1. In the admin panel, open the article and confirm its status is set to **Published** — articles in **Draft** status are never rendered on the public site.
2. Verify the article has been assigned to an **active, published column** (category). If the parent column is in draft status, all its articles are hidden regardless of their individual status.
3. If running in SSG mode, the static site must be **regenerated and redeployed** after publishing new content — static files are not updated automatically.

***

## SEO / Static Generation Issues

### `pnpm run generate` fails mid-build

**Symptom:** Running `pnpm run generate` starts but terminates with errors related to rate limiting, request blocking, or missing modules.

**Solution:**

1. The most common cause is the `nuxt-api-shield` module intercepting the high volume of internal API requests made during static generation. **Remove or comment out `nuxt-api-shield`** from your `nuxt.config.ts` before running generate:
   ```ts theme={null}
   // nuxt.config.ts
   modules: [
     // 'nuxt-api-shield',  // <-- disable during static generation
     '@nuxtjs/i18n',
   ]
   ```
2. Re-add `nuxt-api-shield` after generation is complete if you are deploying in a hybrid mode.
3. Ensure your API server is running and accessible during the generate process, as Nuxt will fetch live data to build static pages.

<Warning>
  Do not leave `nuxt-api-shield` disabled in a production SSR environment. It provides important rate-limiting protection against abuse.
</Warning>

***

### Pages not indexed by search engines

**Symptom:** Pages exist on the site but Google Search Console or other crawlers report them as not indexed, or they appear with "Crawled - currently not indexed".

**Solution:**

1. Ensure NodeForgeCMS is running in **SSR or SSG mode**, not CSR-only. Client-Side Rendering (CSR) delivers an empty HTML shell to crawlers, which prevents indexing. Check your `nuxt.config.ts` — `ssr: true` must be set.
2. Verify your `robots.txt` (served from `/public/robots.txt`) is not accidentally blocking crawlers with a `Disallow: /` directive.
3. Confirm your XML sitemap is being generated and is accessible at `/sitemap.xml`. Submit the sitemap URL directly in Google Search Console to accelerate indexing.
4. Check that your production server is not serving pages behind HTTP Basic Auth or an IP allowlist that blocks crawler access.

***

## Multilingual Issues

### Translated content not showing at the localized URL

**Symptom:** Content exists in the admin panel in a specific language but navigating to the localized URL (e.g., `/fr/article-slug`) returns a 404 or falls back to the default language.

**Solution:**

1. In the admin panel, open the article and confirm that the correct **language was selected** when the translated version was created.

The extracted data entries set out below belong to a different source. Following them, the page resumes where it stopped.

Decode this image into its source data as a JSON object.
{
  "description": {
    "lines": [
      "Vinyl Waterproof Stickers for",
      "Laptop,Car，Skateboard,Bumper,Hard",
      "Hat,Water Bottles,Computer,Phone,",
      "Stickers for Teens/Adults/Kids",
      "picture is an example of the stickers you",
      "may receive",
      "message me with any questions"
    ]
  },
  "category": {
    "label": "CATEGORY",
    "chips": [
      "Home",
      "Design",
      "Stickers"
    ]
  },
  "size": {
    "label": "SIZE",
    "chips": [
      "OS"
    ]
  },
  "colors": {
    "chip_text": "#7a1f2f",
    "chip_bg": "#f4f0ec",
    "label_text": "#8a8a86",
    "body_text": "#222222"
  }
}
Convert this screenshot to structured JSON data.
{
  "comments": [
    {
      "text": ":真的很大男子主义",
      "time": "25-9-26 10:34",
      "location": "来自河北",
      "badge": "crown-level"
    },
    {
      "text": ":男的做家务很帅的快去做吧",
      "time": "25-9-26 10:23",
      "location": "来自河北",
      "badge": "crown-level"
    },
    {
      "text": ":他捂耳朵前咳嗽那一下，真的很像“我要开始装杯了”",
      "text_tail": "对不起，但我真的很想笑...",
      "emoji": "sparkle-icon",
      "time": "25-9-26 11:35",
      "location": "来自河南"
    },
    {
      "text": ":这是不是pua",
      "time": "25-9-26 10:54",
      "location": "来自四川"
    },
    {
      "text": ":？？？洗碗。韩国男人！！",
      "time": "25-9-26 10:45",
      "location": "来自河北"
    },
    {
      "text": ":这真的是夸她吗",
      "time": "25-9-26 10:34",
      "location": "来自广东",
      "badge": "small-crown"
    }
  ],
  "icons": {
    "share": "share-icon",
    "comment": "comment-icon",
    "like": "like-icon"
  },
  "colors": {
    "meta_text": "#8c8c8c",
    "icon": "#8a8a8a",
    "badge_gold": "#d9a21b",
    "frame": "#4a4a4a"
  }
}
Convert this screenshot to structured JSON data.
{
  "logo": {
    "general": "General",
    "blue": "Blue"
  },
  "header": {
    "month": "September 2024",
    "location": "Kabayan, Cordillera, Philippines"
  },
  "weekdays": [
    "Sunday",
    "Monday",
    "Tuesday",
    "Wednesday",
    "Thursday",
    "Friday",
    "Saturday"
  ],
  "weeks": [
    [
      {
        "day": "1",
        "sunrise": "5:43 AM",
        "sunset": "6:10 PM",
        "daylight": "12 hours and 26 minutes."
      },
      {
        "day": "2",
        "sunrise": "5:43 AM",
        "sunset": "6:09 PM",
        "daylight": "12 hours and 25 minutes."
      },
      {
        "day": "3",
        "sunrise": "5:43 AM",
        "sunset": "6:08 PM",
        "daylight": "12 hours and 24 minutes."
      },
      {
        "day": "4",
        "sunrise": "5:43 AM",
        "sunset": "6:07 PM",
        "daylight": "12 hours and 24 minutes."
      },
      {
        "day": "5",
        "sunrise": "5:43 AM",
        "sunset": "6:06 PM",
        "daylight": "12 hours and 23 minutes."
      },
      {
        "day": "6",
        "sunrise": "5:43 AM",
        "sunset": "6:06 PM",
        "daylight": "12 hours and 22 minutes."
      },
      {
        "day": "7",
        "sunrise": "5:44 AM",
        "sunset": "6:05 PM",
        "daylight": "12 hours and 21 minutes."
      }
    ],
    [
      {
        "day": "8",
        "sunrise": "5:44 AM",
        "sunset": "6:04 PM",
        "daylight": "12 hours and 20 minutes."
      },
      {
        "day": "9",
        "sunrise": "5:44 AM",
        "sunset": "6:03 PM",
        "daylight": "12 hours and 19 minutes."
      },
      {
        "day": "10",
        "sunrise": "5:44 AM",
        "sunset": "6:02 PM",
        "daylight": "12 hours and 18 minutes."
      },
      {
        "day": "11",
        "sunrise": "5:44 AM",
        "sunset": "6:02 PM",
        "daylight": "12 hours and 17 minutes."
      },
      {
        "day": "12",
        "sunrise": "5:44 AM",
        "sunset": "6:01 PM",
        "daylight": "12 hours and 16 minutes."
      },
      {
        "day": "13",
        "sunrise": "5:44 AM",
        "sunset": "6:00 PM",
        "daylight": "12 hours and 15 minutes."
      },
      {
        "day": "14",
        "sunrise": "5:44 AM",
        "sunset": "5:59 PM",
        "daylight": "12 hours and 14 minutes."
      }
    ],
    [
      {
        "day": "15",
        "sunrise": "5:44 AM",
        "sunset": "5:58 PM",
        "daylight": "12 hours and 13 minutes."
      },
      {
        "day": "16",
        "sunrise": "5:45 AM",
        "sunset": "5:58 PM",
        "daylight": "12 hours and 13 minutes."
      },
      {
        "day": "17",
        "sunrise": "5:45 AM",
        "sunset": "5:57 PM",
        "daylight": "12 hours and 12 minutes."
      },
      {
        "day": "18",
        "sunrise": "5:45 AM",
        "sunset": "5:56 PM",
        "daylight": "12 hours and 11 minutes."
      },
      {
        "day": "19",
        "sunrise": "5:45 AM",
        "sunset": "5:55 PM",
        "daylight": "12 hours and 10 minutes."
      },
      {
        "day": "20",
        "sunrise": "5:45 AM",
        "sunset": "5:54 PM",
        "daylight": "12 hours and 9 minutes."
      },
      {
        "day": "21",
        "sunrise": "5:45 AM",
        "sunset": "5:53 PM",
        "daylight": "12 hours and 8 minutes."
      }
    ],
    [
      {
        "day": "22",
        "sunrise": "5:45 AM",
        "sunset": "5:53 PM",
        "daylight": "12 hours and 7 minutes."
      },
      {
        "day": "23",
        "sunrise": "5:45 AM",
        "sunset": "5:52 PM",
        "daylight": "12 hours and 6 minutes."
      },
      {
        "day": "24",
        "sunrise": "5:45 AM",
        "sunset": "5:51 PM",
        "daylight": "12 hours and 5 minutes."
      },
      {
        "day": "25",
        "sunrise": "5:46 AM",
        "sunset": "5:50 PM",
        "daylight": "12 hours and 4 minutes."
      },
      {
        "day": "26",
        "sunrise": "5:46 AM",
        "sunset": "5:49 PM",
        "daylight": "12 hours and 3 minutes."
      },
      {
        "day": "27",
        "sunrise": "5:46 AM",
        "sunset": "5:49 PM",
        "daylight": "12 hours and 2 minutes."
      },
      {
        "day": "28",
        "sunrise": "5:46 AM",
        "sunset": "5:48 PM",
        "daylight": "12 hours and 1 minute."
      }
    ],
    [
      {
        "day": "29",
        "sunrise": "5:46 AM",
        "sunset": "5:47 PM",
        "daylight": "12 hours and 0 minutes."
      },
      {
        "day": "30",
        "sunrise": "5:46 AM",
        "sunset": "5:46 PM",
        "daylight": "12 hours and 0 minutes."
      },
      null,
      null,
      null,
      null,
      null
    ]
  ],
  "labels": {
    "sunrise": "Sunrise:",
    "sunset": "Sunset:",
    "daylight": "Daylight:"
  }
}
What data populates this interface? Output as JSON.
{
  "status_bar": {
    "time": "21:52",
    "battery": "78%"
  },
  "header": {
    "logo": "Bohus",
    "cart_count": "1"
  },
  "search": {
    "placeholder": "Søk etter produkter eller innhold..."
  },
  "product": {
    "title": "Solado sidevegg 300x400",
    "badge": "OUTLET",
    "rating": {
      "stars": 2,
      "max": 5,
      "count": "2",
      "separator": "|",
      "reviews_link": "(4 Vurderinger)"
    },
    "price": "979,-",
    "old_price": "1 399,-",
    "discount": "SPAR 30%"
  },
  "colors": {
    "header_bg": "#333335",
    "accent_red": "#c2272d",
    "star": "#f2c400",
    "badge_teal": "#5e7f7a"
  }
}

Each language version is stored independently — saving content in English does not automatically create translations.
2. Verify the target language is **enabled** in **Admin Panel → Settings → Languages**. Disabled languages are excluded from routing.
3. Check that the language routing configuration in `nuxt.config.ts` (under `@nuxtjs/i18n`) includes the expected locale code and its URL prefix matches what you are testing.
4. In SSG mode, re-run `pnpm run generate` after adding or updating translated content to rebuild the localized static pages.

<Note>
  URL slugs are language-specific in NodeForgeCMS. The slug for the French version of an article can (and often should) differ from the English slug to improve local SEO.